Sombre, muet, un sourire atroce aux lèvres, le fils d'Armande le regarda partir.


XII

DEVANT L'ÉNIGME

Un crime à jamais célèbre fut celui qui marqua la dernière année du dernier siècle, et dont le mystère continue à intriguer les imaginations: l'assassinat du marquis de Malboise, par un coup de feu, dans son parc, au moment où il amenait à son château de Solgrès sa jeune femme, épousée le matin même.

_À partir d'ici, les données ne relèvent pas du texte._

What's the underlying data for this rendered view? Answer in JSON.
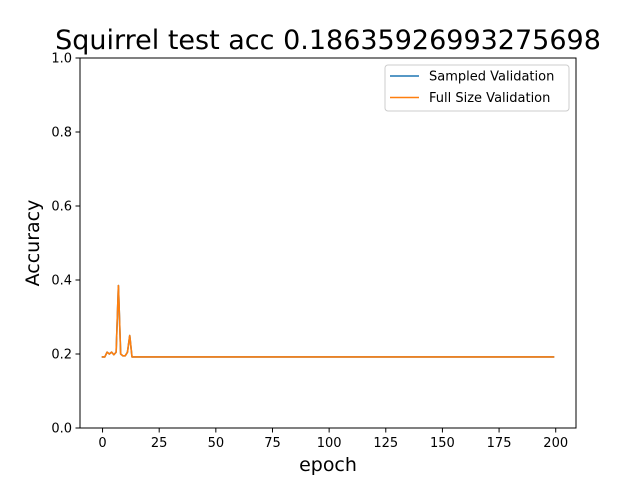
{
  "chart_data": {
    "type": "line",
    "title": "Squirrel test acc 0.18635926993275698",
    "xlabel": "epoch",
    "ylabel": "Accuracy",
    "xlim": [
      -9.95,
      208.95
    ],
    "ylim": [
      0.0,
      1.0
    ],
    "xticks": [
      0,
      25,
      50,
      75,
      100,
      125,
      150,
      175,
      200
    ],
    "yticks": [
      0.0,
      0.2,
      0.4,
      0.6,
      0.8,
      1.0
    ],
    "ytick_labels": [
      "0.0",
      "0.2",
      "0.4",
      "0.6",
      "0.8",
      "1.0"
    ],
    "grid": false,
    "legend_position": "upper right",
    "series": [
      {
        "name": "Sampled Validation",
        "color": "#1f77b4",
        "x": [
          0,
          1,
          2,
          3,
          4,
          5,
          6,
          7,
          8,
          9,
          10,
          11,
          12,
          13,
          14,
          199
        ],
        "y": [
          0.192,
          0.192,
          0.205,
          0.2,
          0.205,
          0.198,
          0.205,
          0.385,
          0.2,
          0.195,
          0.195,
          0.205,
          0.25,
          0.192,
          0.192,
          0.192
        ]
      },
      {
        "name": "Full Size Validation",
        "color": "#ff7f0e",
        "x": [
          0,
          1,
          2,
          3,
          4,
          5,
          6,
          7,
          8,
          9,
          10,
          11,
          12,
          13,
          14,
          199
        ],
        "y": [
          0.192,
          0.192,
          0.205,
          0.2,
          0.205,
          0.198,
          0.205,
          0.385,
          0.2,
          0.195,
          0.195,
          0.205,
          0.25,
          0.192,
          0.192,
          0.192
        ]
      }
    ]
  }
}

Le meurtrier, ou les meurtriers—car les traces retrouvées dans le souterrain, empreintes doubles de pas, piétinement de lutte, éclaboussures de sang, firent supposer qu'ils étaient au moins deux,—semblent soustraits pour toujours à l'action de la justice. Le mobile même de cet attentat sans précédent déconcerte l'imagination. Pourtant les commentaires ne manquèrent pas. Ils abondèrent surtout dans le sens d'une machination politique. Le domaine de la raison d'État apparaît si favorable aux embûches scélérates! Rien ne pouvait mieux satisfaire le goût romanesque et la défiance des foules que l'hypothèse d'un aussi noir machiavélisme chez les gens au pouvoir. Pascal de Malboise gênait trop le Gouvernement. Le Gouvernement l'avait fait supprimer par quelque exécuteur de basses-œuvres, payé sur les fonds secrets, avec connivence de la police.

Il fallait vraiment, de la part du criminel, une habileté infernale pour mettre en défaut des poursuites au succès desquelles le Ministère se trouvait intéressé. On n'épargna rien pour qu'elles aboutissent. Cependant, elles n'aboutirent pas.